Thomas F. Macke, Jeffrey S. Wrage, Blachly Tabor Bozik & Hartman, Valparaiso, for Appellee.

OPINION

BARNES, J.

Case Summary

Beta Steel ("Beta") appeals the trial court's denial of its motion for summary judgment in Margaret Rust's negligence action against it for the wrongful death of her husband, Brian Rust. We affirm.

Issues

We restate and reorder the issues before us as:

I. whether there is any evidence Beta owed a duty of due care to Brian, an employee of an independent contractor hired by Beta to perform work at Beta's facility;

II. whether, if such a duty was owed, there is any evidence Beta breached that duty; and

III. whether, if Beta owed a duty to Brian and breached that duty, the alleged negligence of the independent contractor was the intervening cause of Brian's death as a matter of law.

Facts

Beta contracted with Hyre Electric to complete a project at its steel mill that involved the relocation, in the mill's electrical control room, of certain equipment onto an elevated steel rack. On January 28, 2000, Brian was working above an electrical control cabinet, the top of which is about six feet above the floor, installing and welding part of the steel rack. At some point, he stepped down onto the metal top of the cabinet, which then buckled and came into contact with energized components inside the cabinet. This resulted in Brian's electrocution and death, as well as several explosions in the control room that lasted for three to five minutes before power could be shut off. It is unclear from the designated evidence whether Brian stepped on the cabinet intentionally or inadvertently.

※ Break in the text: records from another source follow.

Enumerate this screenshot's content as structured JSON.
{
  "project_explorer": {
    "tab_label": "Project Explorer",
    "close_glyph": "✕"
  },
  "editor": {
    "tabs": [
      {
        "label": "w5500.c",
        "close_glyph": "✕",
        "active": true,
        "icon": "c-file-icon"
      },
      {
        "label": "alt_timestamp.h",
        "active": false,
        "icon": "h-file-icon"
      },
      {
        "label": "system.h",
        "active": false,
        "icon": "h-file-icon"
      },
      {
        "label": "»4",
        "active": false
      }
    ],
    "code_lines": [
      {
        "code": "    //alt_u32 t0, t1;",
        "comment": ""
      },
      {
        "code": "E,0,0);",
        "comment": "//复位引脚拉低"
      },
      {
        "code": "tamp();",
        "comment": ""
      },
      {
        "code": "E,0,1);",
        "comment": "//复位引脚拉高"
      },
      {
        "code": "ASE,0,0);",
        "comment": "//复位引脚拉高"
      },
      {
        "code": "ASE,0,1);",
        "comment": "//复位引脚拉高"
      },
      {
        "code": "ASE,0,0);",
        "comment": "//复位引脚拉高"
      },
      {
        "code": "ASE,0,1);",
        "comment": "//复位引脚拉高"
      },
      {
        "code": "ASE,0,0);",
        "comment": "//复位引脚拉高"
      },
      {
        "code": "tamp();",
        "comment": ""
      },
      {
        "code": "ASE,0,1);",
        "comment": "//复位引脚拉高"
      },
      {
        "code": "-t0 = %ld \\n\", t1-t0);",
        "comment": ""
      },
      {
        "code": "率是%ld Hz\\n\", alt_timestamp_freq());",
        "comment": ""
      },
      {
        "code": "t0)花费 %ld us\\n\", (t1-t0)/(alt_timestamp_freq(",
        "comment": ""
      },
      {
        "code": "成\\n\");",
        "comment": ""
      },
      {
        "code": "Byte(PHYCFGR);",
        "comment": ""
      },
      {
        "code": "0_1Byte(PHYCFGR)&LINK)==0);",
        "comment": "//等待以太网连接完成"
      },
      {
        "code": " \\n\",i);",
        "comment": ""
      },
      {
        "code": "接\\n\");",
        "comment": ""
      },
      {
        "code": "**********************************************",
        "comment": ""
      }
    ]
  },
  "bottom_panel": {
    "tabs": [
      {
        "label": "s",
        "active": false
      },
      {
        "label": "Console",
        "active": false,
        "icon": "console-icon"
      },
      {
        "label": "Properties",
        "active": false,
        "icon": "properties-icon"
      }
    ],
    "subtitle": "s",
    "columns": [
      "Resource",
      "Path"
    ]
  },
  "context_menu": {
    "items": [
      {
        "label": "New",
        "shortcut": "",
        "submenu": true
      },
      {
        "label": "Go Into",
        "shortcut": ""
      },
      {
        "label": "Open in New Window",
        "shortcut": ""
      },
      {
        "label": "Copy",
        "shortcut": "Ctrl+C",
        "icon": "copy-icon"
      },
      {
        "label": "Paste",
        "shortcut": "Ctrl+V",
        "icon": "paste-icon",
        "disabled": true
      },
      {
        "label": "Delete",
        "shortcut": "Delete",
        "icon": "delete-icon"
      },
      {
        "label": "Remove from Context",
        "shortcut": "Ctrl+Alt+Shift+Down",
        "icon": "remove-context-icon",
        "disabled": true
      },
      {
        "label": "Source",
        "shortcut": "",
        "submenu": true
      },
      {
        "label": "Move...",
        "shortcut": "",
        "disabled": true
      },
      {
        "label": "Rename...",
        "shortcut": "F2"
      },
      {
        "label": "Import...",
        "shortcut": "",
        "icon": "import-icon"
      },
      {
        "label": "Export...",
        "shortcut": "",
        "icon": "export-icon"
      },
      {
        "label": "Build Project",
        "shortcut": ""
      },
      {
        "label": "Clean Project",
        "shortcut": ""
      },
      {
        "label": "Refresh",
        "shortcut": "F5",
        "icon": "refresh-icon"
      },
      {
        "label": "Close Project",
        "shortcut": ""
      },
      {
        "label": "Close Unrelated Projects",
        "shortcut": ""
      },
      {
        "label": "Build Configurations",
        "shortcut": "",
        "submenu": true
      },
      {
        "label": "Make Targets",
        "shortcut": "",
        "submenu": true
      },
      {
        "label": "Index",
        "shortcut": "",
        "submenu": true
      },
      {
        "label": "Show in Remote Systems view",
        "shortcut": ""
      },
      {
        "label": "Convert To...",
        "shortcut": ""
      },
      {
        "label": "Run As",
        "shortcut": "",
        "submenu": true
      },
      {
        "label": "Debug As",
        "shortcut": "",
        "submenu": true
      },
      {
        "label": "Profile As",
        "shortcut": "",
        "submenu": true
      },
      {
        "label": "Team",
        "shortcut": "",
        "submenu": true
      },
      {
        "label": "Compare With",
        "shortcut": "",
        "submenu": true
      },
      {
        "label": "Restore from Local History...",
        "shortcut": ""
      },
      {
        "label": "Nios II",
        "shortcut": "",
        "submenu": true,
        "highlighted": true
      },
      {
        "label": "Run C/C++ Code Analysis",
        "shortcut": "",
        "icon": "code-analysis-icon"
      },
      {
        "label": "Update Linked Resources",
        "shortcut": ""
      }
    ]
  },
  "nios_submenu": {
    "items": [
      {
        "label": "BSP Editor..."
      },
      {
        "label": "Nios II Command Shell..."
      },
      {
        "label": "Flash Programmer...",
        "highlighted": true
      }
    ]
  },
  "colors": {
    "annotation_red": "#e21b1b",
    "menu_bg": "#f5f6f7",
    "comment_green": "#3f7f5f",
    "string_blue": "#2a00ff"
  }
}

The electrical control cabinet Brian stepped on had been installed at Beta's mill in 1991. There is designated evidence in the record that Phillip Doolittle, an electrical engineer/consultant, advised Beta at the time that its electrical control cabinets lacked ground fault protection, as required by electrical safety regulations, to cut the flow of electricity within a fraction of a second in the event of a problem. Without installing such a system, Doolittle told Beta representatives, they were risking human life and damage to hundreds of thousands of dollars worth of equipment. Doolittle also testified in his deposition that a Beta employee responded to his recommendation to install a ground fault protection system, "We'll do that later." App. p. 166. However, when Doolittle inspected Beta's electrical control room after Brian's death, he found to his "shock, disbelief, and extreme disappointment" that it had not installed the recommended system. Id. at 184. Doolittle also opined that such a system could have prevented Brian's death, and the most that might have happened would have been Brian's being startled by a loud clap and falling to the ground after he stepped on top of the cabinet. Doolittle also stated that all other steel mills in Northwest Indiana "without exception" have ground fault protection systems such as he recommended to Beta Id. at 183.

There is also designated evidence in the record that electricians routinely walk on top of metal electrical control cabinets without difficulty in performing their work. Edward McCorkle of Hyre, Brian's foreman, testified in a deposition that in his thirty years as an electrician, every metal electrical control cabinet he was aware of had been strong enough to walk on top of. He also testified, "We work on metal clad switch gear all the time that is energized, and if there was a problem we should have been told." Id. at 742.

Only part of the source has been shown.